Wedge confident bats will bust out like in spring

SEATTLE -- When the Mariners were thumping the ball this spring, optimism grew that this club would be far better offensively than the group that finished last in the American League in batting the past four years.

But the Mariners were hitting just .219 going into Wednesday's game with the Tigers, ranking ahead of only Tampa Bay in the 15-team American League in batting average and slugging percentage.

Manager Eric Wedge remains convinced that initial 15-game output isn't indicative of how his club will hit over the full season, however.

"Spring Training is Spring Training, I get that," Wedge said. "But as baseball people, you look at swings and contact and what they're hitting and how they're hitting it. And we've got guys here that are going to be able to transfer that over to the regular season. It just hasn't happened yet, for whatever reason. Everybody is different.

"In years past, I'd have to sit here and pick my words carefully, but this year I can honestly look you in the eye and say, 'Hey, listen, I really do believe we're going to be a pretty good offensive ballclub.' And that's just a lot of experience and belief in what I see. We're off to a little bit of a slow start, but I think that will fix itself sooner rather than later."

It certainly was a positive for the Mariners on Wednesday to see Franklin Gutierrez (sore hamstring) and Michael Morse (fractured finger) back in the lineup for a second straight game after they'd missed three games each.
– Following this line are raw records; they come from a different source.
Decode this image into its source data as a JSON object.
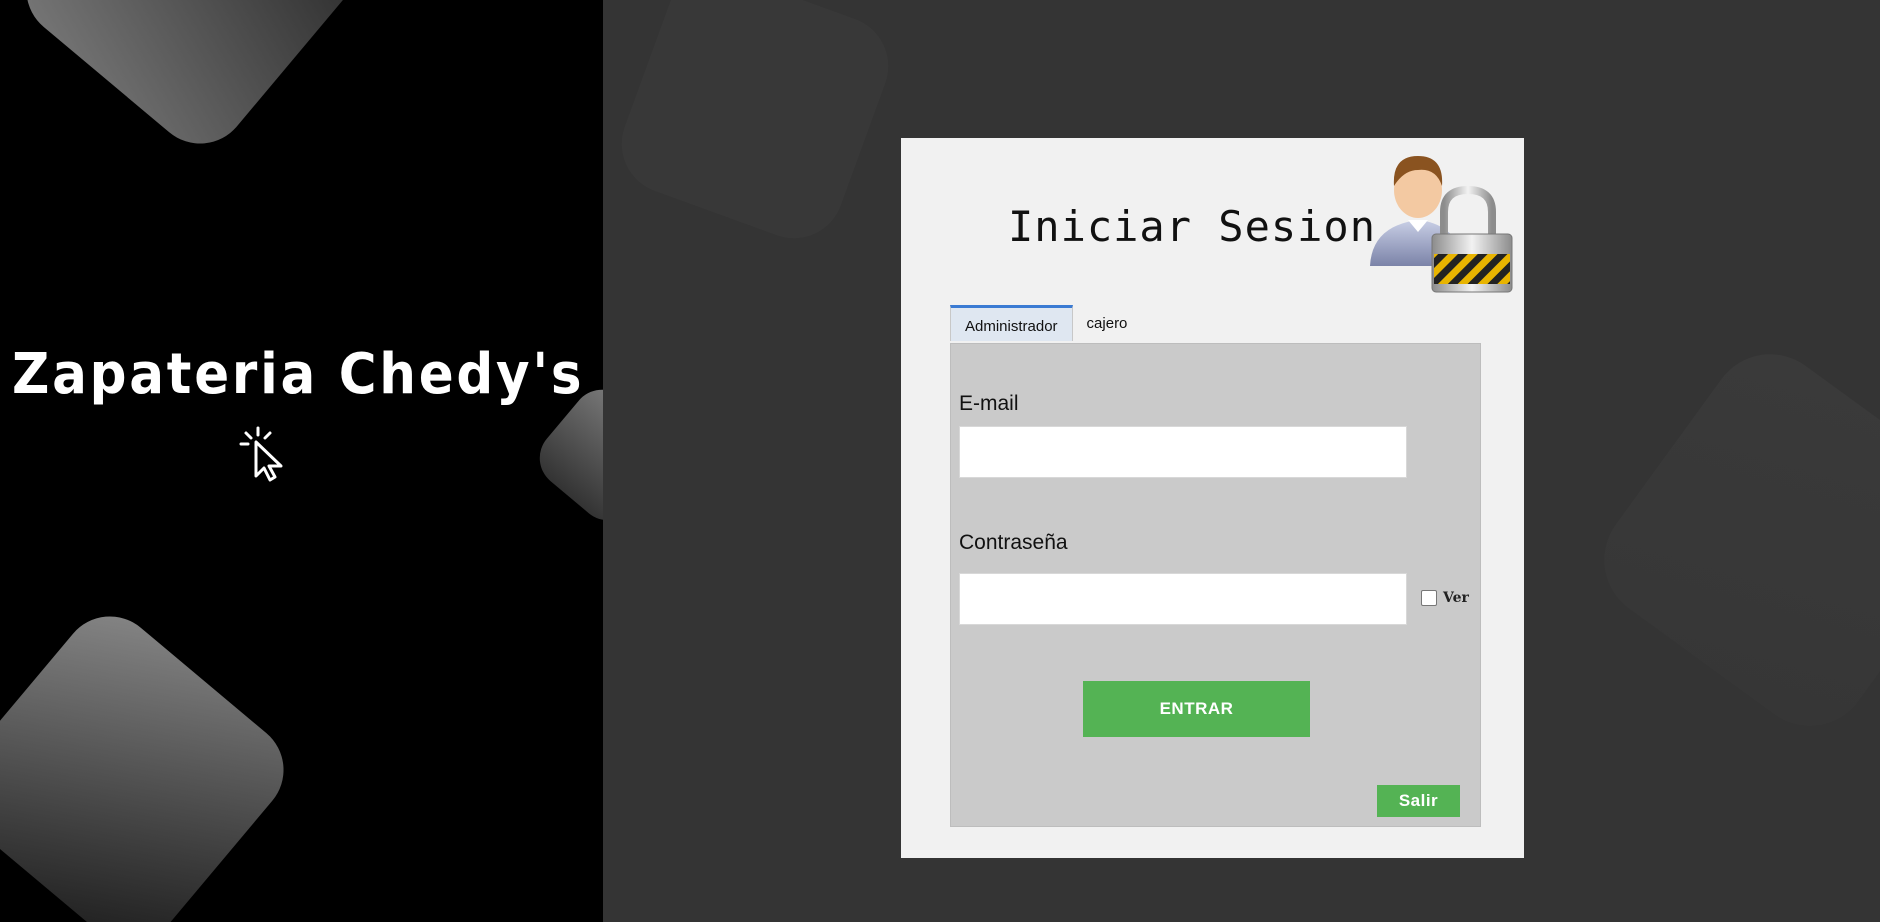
{
  "brand": {
    "title": "Zapateria Chedy's"
  },
  "login": {
    "title": "Iniciar Sesion",
    "tabs": [
      {
        "label": "Administrador",
        "active": true
      },
      {
        "label": "cajero",
        "active": false
      }
    ],
    "email_label": "E-mail",
    "email_value": "",
    "password_label": "Contraseña",
    "password_value": "",
    "show_password_label": "Ver",
    "show_password_checked": false,
    "submit_label": "ENTRAR",
    "exit_label": "Salir"
  },
  "colors": {
    "accent_green": "#54b354",
    "tab_active_border": "#3b7bd3",
    "left_panel": "#000000",
    "page_background": "#343434"
  },
  "icons": {
    "brand": "cursor-click-icon",
    "login": "user-lock-icon"
  }
}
And Wedge said Michael Saunders is looking like his sprained shoulder might be ready to go as soon as his 15-day disabled list stint expires on April 26.

"We're looking to establish some consistency if possible," Wedge said. "Of course we still don't have Saunders, but he had a good work day today. He took some dry swings and felt pretty good, so he's working his way back as well."

Beavan adjusting to new routine out of bullpen

SEATTLE -- When Blake Beavan came in to pitch to three batters in the seventh inning Tuesday, it was the first time the big right-hander had ever come out of the bullpen in his baseball career -- not just in the Majors, but at any point in his life.

So, yeah, it's an adjustment for the 24-year-old Texan as he's been moved to a relief role with the arrival of veteran Aaron Harang to the rotation.

Beavan gave up singles to Austin Jackson and Miguel Cabrera, sandwiched around a strikeout of Torii Hunter, before he was replaced by left-hander Bobby LaFromboise.

"Weird," Beavan said of the experience. "The hardest thing for me was knowing how much to throw, when to stop throwing. You don't quite know when you'll get in the game, so you could get hot and then sit down and get back up in two more innings. So that's just something different.

"That's something I guess I'll get used to for now. It's just something for me to get a feel for how many pitches it takes to get warm and save them for out there."

But after struggling in his first two starts, Beavan just wants to find his groove and help the team in his new role.

"I hope I pitch tonight. I'd love to get back in there," Beavan said prior to Wednesday's rematch with the Tigers. "There's definitely a little more intensity coming out of the bullpen. I can only imagine a lot more intensity when you've got other people's runs on the basepaths. You don't want them scoring.

"It was definitely different, but it can only get better and more comfortable from here. I'll just be ready for when they need me. The good thing is I can help down there with innings and if they do need somebody to eat up more than normal, I can help."

Worth noting

• The Mariners ranked second in the American League with eight quality starts going into Wednesday's games, trailing only Oakland with 10. Hisashi Iwakuma, who starts Thursday against Justin Verlander, is tied for the AL lead with three.

• Kyle Seager is tied with the Nationals' Ian Desmond with seven doubles entering Wednesday. The Mariners had 23 doubles in their first 15 games, including one in their past 11 games.

• Jeremy Bonderman pitched five innings of one-run ball for Triple-A Tacoma on Tuesday, allowing five hits with two walks and five strikeouts. Bonderman didn't get the decision in the Rainiers' 3-2 loss. The former Tigers starter is 0-1 with a 5.28 ERA in three outings in his first action since 2010.